Pre-warming Memcache for fun and profit

Datetime:2016-08-23 01:30:05          Topic: Memcached           Share

One of the services my team runs in AWS makes good use of Memcached (via the ElastiCache product). I say “good” use as we manage to achieve a hit rate of something like 98% most of the time, although now I realise that it comes at a significant cost – when this cache is removed, it takes a significant toll on the application. Unlike other applications that traditionally cache the results of MySQL queries, this particular application stores GOB-encoded binary metadata, but what the application does is outside the scope of this post. When the cached entries aren’t there, the application has to do a reasonable amount of work to regenerate it and store it back.

Recently I observed that when one of our ElastiCache nodes are restarted (which can happen for maintenance, or due to system failure) we already saw a less desirable hit to the application. We could minimise this impact by having more instances in the cluster with less capacity each – for the same overall cluster capacity. Thus, going from say 3 nodes where we lose 33% of our cache capacity to 8 nodes where we would lose 12.5% of our cache capacity is a far better situation. I also realised we could upgrade to the latest generation of cache nodes, which sweetens the deal.

The problem that arises is: how can I cycle out the ElastiCache cluster with minimal impact to the application and user experience? To save a long story here, I’ll tell you that there’s no way to change individual nodes in a cluster to a different type, and if you maintain your configuration in CloudFormation and change the instance type there, you’ll destroy the entire cluster and recreate it again – losing your cache in the process (in fact you’ll be without any cache for a short period of time). I decided to create a new CloudFormation stack altogether, pre-warm the cache and bring it into operation gently.

How can you pre-warm the cache? Ideally, you could dump the entire contents and simply insert it into the new cluster (much like MySQL dumps or backups), but with Memcached this is impossible. There is the stats cachedump command to Memcached, which is capable of dumping out the first 2MB of keys of a given slab. If you’re not aware of how Memcached stores its data, it breaks the memory allocation into various “slabs” of increasing sizes and stores values in the closest-sized slab that will fit it (although always rounding up). Thus, internally the data is segmented. You can list stats for all of the current slabs with stats slabs , then perform a dump of the keys with stats cachedump {slab} {limit} .

There are a couple of problems with this. One is the aforementioned 2MB limit on the returned data, which in my case did in fact limit how useful this approach was. Some slabs had several hundred thousand objects and I was not able to retrieve nearly the whole keyspace. Secondly, the developer community around Memcached is opposed to the continued lifetime of this command, and it may be removed in future (perhaps it already is, I’m not sure, but at least it still exists in 1.4.14 which I’m using) – I’m sure they have good reasons for it. I was also concerned that using the command would lock internal data structures and cause operational issues for the application accessing the server.
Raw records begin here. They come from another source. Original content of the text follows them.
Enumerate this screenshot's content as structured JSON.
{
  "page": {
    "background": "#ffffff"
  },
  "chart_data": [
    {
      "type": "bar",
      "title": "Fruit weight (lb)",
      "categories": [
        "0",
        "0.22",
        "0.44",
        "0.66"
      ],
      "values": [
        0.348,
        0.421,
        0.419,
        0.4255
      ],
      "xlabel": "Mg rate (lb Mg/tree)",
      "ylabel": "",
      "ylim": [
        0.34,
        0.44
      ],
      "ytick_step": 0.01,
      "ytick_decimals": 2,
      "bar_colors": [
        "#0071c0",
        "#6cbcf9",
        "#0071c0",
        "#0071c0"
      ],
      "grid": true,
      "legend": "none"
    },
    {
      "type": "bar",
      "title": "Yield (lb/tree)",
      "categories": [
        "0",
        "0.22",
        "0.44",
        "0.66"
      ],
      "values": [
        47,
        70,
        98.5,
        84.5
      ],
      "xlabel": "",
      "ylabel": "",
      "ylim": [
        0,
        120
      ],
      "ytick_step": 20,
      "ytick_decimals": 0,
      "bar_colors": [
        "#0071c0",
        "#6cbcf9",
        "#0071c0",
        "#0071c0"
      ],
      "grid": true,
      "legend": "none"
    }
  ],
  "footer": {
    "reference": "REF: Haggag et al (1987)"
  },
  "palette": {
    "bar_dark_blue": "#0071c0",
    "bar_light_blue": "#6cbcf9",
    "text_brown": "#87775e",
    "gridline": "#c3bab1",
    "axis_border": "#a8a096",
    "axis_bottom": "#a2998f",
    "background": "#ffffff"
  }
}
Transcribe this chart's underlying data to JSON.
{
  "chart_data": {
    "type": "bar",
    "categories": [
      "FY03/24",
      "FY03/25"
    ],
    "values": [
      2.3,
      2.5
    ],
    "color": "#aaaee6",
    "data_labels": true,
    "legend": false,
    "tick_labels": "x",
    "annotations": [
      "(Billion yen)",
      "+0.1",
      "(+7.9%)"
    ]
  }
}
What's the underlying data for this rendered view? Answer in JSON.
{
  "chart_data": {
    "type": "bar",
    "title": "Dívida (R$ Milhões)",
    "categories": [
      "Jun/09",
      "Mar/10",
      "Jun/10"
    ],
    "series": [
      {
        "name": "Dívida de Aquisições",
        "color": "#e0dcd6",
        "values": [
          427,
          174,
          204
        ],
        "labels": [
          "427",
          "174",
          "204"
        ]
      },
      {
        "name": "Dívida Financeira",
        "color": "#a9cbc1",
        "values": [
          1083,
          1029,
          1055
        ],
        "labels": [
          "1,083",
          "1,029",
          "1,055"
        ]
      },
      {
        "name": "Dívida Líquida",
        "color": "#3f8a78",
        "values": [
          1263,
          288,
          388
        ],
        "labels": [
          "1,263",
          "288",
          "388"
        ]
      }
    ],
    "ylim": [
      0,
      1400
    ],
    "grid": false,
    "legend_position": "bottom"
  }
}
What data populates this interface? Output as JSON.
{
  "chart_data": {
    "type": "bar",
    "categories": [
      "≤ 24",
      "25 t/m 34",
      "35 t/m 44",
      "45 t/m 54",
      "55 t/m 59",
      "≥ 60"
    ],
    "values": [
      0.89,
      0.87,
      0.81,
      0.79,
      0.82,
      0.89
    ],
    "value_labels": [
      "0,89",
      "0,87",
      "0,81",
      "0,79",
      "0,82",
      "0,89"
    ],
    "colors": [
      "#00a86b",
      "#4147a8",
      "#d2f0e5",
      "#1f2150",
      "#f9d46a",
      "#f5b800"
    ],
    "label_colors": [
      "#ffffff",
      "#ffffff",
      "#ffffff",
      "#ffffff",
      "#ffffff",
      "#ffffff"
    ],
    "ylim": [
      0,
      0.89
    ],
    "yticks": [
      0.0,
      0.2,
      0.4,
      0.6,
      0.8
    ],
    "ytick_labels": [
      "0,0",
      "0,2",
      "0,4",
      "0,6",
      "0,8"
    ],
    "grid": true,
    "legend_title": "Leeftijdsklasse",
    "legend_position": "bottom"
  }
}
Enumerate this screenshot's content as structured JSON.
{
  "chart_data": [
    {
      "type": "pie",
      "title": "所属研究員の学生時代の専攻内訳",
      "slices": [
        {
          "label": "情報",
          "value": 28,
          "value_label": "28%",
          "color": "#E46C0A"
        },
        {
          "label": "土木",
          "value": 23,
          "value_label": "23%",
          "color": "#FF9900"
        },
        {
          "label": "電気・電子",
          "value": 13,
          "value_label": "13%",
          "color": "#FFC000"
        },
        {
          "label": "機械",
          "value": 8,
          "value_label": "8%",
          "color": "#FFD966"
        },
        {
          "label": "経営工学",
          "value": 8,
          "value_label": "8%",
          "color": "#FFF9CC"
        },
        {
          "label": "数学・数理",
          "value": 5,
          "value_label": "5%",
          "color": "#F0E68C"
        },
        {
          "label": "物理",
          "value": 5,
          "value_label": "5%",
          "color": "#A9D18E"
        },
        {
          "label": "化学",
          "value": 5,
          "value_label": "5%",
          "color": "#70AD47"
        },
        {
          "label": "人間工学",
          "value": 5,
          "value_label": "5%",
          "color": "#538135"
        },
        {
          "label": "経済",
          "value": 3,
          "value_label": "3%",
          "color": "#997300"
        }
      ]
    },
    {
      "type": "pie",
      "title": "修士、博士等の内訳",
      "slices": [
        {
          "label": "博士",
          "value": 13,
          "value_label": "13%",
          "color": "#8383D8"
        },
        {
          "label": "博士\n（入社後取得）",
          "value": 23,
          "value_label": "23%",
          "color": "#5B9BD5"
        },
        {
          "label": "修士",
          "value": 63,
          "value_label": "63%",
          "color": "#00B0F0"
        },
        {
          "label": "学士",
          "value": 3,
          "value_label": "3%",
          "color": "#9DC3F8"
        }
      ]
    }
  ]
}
You can see the not-so-reassuring function comment here describing the locking characteristics of this operation. Sure enough, the critical section is properly locked with pthread_mutex_lock on the LRU lock for the slab, which I assumed meant that only cache evictions would be affected by taking this lock. Based on some tests (and common sense) I suspect that it is an LRU lock in name only, and more generally locks the data structure in the case of writes (although it does record cache access stats somewhere as well, perhaps in another structure). In any case as mentioned before, I was able to retrieve only a small amount of the total keyspace from my cluster, so as well as being a dangerous exercise, using the stats cachedump command was not useful for my original purpose.

Later in the day I decided to instead retrieve the Elastic LoadBalancer logs from the last few days, run awk over them to extract the request path (for some requests that would trigger a cache fill) and simply make the same requests to the new cluster. This is more effort up-front since the ELB logs can be quite large, and unfortunately are not compressed, but fortunately awk is very fast. The second part to this approach (or any for that matter) is using Vegeta to “attack” your new cluster of machines, replaying the previous requests that you’ve pulled from the ELB logs.

A more adventurous approach might be to use Elastic MapReduce to parse the logs, pull out the request paths and using the streaming API to call an external script that will make the HTTP request to the ELB. That way you could quite nicely farm out work of making a large number of parallel requests from a much larger time period in order to more thoroughly pre-warm that cache with historical requests. Or poll your log store frequently and replay ELB requests to the new cluster with just a short delay after they happen on your primary cluster. If you attempt either of these and enjoy some success, let me know!